Sensitivity analysis of random two-body interactions
Calvin W. Johnson, Plamen G. Krastev

TL;DR
This paper demonstrates that low-lying spectra in the shell model are highly sensitive to only a few linear combinations of two-body matrix elements, whether from random ensembles or empirical fits, revealing underlying similarities.
Contribution
It shows that random two-body interactions exhibit sensitivity patterns similar to empirical interactions, highlighting fundamental features of nuclear spectra.
Findings
Low-lying spectra are sensitive to few linear combinations of matrix elements.
Random and empirical interactions share similar sensitivity patterns.
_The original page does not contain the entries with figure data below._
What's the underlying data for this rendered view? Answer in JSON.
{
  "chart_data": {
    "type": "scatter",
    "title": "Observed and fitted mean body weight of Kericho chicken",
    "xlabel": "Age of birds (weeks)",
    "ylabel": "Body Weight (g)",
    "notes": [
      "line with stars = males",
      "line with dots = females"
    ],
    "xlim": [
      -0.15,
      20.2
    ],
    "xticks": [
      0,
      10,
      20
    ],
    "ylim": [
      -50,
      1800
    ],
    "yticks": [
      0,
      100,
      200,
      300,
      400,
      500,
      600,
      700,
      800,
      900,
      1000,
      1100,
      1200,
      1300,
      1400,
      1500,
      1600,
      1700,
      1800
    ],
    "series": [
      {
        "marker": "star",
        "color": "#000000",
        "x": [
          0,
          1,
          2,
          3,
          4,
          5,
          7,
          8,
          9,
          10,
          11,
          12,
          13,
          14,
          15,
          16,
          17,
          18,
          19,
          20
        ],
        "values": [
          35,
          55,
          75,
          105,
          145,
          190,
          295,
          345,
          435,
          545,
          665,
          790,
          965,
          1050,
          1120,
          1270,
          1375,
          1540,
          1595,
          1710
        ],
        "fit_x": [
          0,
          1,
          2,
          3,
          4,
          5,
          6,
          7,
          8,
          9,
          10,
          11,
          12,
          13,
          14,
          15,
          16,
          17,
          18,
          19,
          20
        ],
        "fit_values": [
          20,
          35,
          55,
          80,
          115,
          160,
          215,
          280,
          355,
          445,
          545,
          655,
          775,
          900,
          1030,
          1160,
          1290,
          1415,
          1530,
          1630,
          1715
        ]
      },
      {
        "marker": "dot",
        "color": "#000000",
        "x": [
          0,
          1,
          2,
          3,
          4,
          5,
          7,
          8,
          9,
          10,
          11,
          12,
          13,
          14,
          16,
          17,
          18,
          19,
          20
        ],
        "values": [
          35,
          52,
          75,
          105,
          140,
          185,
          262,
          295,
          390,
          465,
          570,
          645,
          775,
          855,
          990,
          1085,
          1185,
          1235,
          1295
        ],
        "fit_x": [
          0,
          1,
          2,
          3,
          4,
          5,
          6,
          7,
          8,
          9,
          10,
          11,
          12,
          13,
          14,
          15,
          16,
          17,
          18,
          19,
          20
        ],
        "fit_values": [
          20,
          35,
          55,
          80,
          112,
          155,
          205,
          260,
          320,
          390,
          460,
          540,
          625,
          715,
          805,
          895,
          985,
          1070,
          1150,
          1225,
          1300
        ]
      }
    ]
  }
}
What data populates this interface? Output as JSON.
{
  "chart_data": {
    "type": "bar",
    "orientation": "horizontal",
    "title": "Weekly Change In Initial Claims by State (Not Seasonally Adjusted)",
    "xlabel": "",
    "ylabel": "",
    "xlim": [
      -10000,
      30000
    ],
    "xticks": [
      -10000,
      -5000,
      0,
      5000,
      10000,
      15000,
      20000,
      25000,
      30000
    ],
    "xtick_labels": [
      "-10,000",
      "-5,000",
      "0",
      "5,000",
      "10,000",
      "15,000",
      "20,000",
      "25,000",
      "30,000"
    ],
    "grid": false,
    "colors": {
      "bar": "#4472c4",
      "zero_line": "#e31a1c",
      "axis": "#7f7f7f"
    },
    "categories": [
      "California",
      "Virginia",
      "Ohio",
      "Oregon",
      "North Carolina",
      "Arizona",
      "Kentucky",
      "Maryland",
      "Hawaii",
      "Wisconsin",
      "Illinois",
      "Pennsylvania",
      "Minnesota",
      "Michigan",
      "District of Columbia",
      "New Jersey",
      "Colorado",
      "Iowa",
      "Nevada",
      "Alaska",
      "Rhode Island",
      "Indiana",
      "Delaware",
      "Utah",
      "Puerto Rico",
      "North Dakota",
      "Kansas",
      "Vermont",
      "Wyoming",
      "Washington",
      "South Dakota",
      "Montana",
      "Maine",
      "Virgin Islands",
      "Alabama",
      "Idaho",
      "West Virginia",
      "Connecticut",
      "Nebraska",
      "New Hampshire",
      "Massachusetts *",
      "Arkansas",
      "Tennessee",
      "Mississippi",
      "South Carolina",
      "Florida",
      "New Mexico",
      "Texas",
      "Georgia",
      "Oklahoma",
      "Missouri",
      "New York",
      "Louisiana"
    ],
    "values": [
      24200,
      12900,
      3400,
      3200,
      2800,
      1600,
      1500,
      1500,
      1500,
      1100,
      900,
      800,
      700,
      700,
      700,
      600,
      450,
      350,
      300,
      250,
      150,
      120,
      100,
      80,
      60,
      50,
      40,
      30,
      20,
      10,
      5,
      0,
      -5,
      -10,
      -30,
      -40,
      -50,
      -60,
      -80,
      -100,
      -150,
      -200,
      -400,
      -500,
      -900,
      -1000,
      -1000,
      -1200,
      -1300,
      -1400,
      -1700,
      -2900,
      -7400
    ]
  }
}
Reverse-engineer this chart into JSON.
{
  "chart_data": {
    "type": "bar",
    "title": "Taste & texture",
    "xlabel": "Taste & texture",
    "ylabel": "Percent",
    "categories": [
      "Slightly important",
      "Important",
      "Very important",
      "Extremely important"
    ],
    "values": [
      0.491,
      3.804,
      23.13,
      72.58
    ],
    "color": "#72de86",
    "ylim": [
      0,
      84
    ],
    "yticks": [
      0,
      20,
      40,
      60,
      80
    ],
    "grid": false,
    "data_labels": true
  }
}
Spectral sensitivity analyzed using monopole and contact interactions.
Abstract
The input to the configuration-interaction shell model includes many dozens or hundreds of independent two-body matrix elements. Previous studies have shown that when fitting to experimental low-lying spectra, the greatest sensitivity is to only a few linear combinations of matrix elements. Here we consider interactions drawn from the two-body random ensemble, or TBRE, and find that the low-lying spectra are also most sensitive to only a few linear combinations of two-body matrix elements, in a fashion nearly indistinguishable from an interaction empirically fit to data. We find in particular the spectra for both the random and empirical interactions are sensitive to similar matrix elements, which we analyze using monopole and contact interactions.